Das sagt uns der Intro­itus des vier­ten Sonn­tags nach Ostern mit den Wor­ten des Psalms 32: „Miser­i­cor­dia Domi­ni ple­na est ter­ra“ (Voll der Huld des Herrn ist die Erde, Hal­le­lu­ja). Der melo­disch-rhyth­mi­sche Ver­lauf die­ser Anti­phon ist wesent­lich ver­hal­te­ner als das über­schweng­li­che „Iubi­la­te Deo“ des vor­an­ge­gan­ge­nen Sonn­tags: Wir befin­den uns hier im vier­ten Modus, dem „deu­te­rus plag­a­lis“, dem glei­chen Toni­ka-Ton wie das über­ra­schen­de „Resurr­exi“ im Intro­itus des Ostersonntags.

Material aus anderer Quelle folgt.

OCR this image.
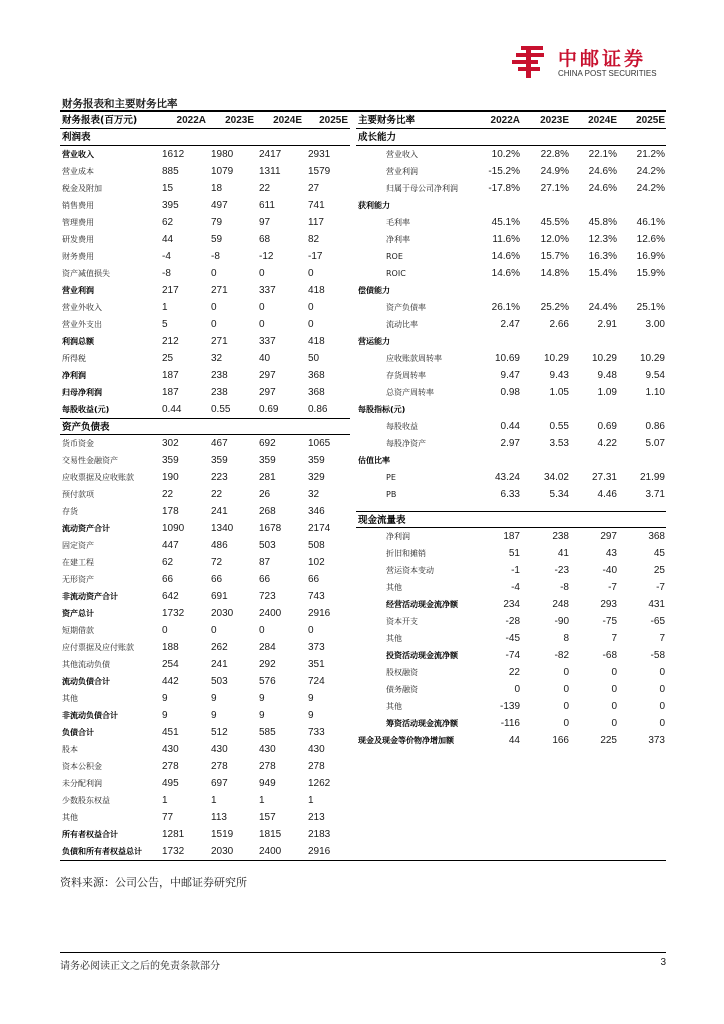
中邮证券
CHINA POST SECURITIES
财务报表和主要财务比率
财务报表(百万元)	2022A	2023E	2024E	2025E
利润表
营业收入	1612	1980	2417	2931
营业成本	885	1079	1311	1579
税金及附加	15	18	22	27
销售费用	395	497	611	741
管理费用	62	79	97	117
研发费用	44	59	68	82
财务费用	-4	-8	-12	-17
资产减值损失	-8	0	0	0
营业利润	217	271	337	418
营业外收入	1	0	0	0
营业外支出	5	0	0	0
利润总额	212	271	337	418
所得税	25	32	40	50
净利润	187	238	297	368
归母净利润	187	238	297	368
每股收益(元)	0.44	0.55	0.69	0.86
资产负债表
货币资金	302	467	692	1065
交易性金融资产	359	359	359	359
应收票据及应收账款	190	223	281	329
预付款项	22	22	26	32
存货	178	241	268	346
流动资产合计	1090	1340	1678	2174
固定资产	447	486	503	508
在建工程	62	72	87	102
无形资产	66	66	66	66
非流动资产合计	642	691	723	743
资产总计	1732	2030	2400	2916
短期借款	0	0	0	0
应付票据及应付账款	188	262	284	373
其他流动负债	254	241	292	351
流动负债合计	442	503	576	724
其他	9	9	9	9
非流动负债合计	9	9	9	9
负债合计	451	512	585	733
股本	430	430	430	430
资本公积金	278	278	278	278
未分配利润	495	697	949	1262
少数股东权益	1	1	1	1
其他	77	113	157	213
所有者权益合计	1281	1519	1815	2183
负债和所有者权益总计 1732	2030	2400	2916
主要财务比率	2022A	2023E	2024E	2025E
成长能力
营业收入	10.2%	22.8%	22.1%	21.2%
营业利润	-15.2%	24.9%	24.6%	24.2%
归属于母公司净利润	-17.8%	27.1%	24.6%	24.2%
获利能力
毛利率	45.1%	45.5%	45.8%	46.1%
净利率	11.6%	12.0%	12.3%	12.6%
ROE	14.6%	15.7%	16.3%	16.9%
ROIC	14.6%	14.8%	15.4%	15.9%
偿债能力
资产负债率	26.1%	25.2%	24.4%	25.1%
流动比率	2.47	2.66	2.91	3.00
营运能力
应收账款周转率	10.69	10.29	10.29	10.29
存货周转率	9.47	9.43	9.48	9.54
总资产周转率	0.98	1.05	1.09	1.10
每股指标(元)
每股收益	0.44	0.55	0.69	0.86
每股净资产	2.97	3.53	4.22	5.07
估值比率
PE	43.24	34.02	27.31	21.99
PB	6.33	5.34	4.46	3.71
现金流量表
净利润	187	238	297	368
折旧和摊销	51	41	43	45
营运资本变动	-1	-23	-40	25
其他	-4	-8	-7	-7
经营活动现金流净额	234	248	293	431
资本开支	-28	-90	-75	-65
其他	-45	8	7	7
投资活动现金流净额	-74	-82	-68	-58
股权融资	22	0	0	0
债务融资	0	0	0	0
其他	-139	0	0	0
筹资活动现金流净额	-116	0	0	0
现金及现金等价物净增加额	44	166	225	373
资料来源：公司公告，中邮证券研究所
请务必阅读正文之后的免责条款部分	3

Am fünf­ten Sonn­tag nach Ostern kehrt das The­ma des Jubels zurück, indem das Offer­to­ri­um mit Psalm 65 ver­kün­det: „Iubi­la­te Deo uni­ver­sa ter­ra“ (Jauch­zet Gott, alle Welt!). Und nach der Vor­be­rei­tung, der Anbe­tung, der Barm­her­zig­keit und dem Jubel folgt das The­ma der Ver­kün­di­gung, die im Intro­itus des sech­sten Sonn­tags nach Ostern mit „Vocem iucun­di­ta­tis annun­tia­te“ (Ver­kün­det die Stim­me des Jauch­zens) ihren Platz fin­det: eine freu­di­ge Ver­kün­di­gung, die dazu bestimmt ist, die Enden der Erde zu errei­chen, „usque ad extre­mum ter­rae“ (bis ans Ende der Erde), melo­disch aus­ge­drückt mit den an die Gren­ze gehen­den hohen Tönen der Melo­die des gesam­ten Stücks.

Vocem iucun­di­ta­tis annun­tia­te,
et audia­tur, alle­lu­ja:
nun­tia­te usque ad extre­mum ter­rae:
libe­ra­vit Domi­nus popu­lum suum, alle­luia.

Der rote Faden, der vom Advent aus­ge­hend auch die Oster­zeit durch­quert, erreicht schließ­lich Pfing­sten, den end­gül­ti­gen End­punkt einer Rei­se, die von der gött­li­chen Initia­ti­ve für die gesam­te Schöp­fung geprägt ist, fei­er­lich zusam­men­ge­faßt im Inci­pit des wun­der­ba­ren Intro­itus: „Spi­ri­tus Domi­ni rep­le­vit orbem ter­rarum“ (Der Geist des Herrn hat den Erd­kreis erfüllt).

Spi­ri­tus Domi­ni rep­le­vit orbem ter­rarum, alle­luia:
et hoc quod con­ti­net omnia,
sci­en­ti­am habet vocis, alle­lu­ja, alle­lu­ja.

Kurz­um, der Gre­go­ria­ni­sche Cho­ral, der stän­dig zwi­schen Him­mel und Erde schwebt, wird zur erha­be­nen und demü­ti­gen Stim­me (von „humus“, Erde) die­ses Über­flus­ses an Gna­de. Sie into­niert immer die pas­sen­de Ant­wort und wird von der Kir­che zu ihrer eige­nen gemacht.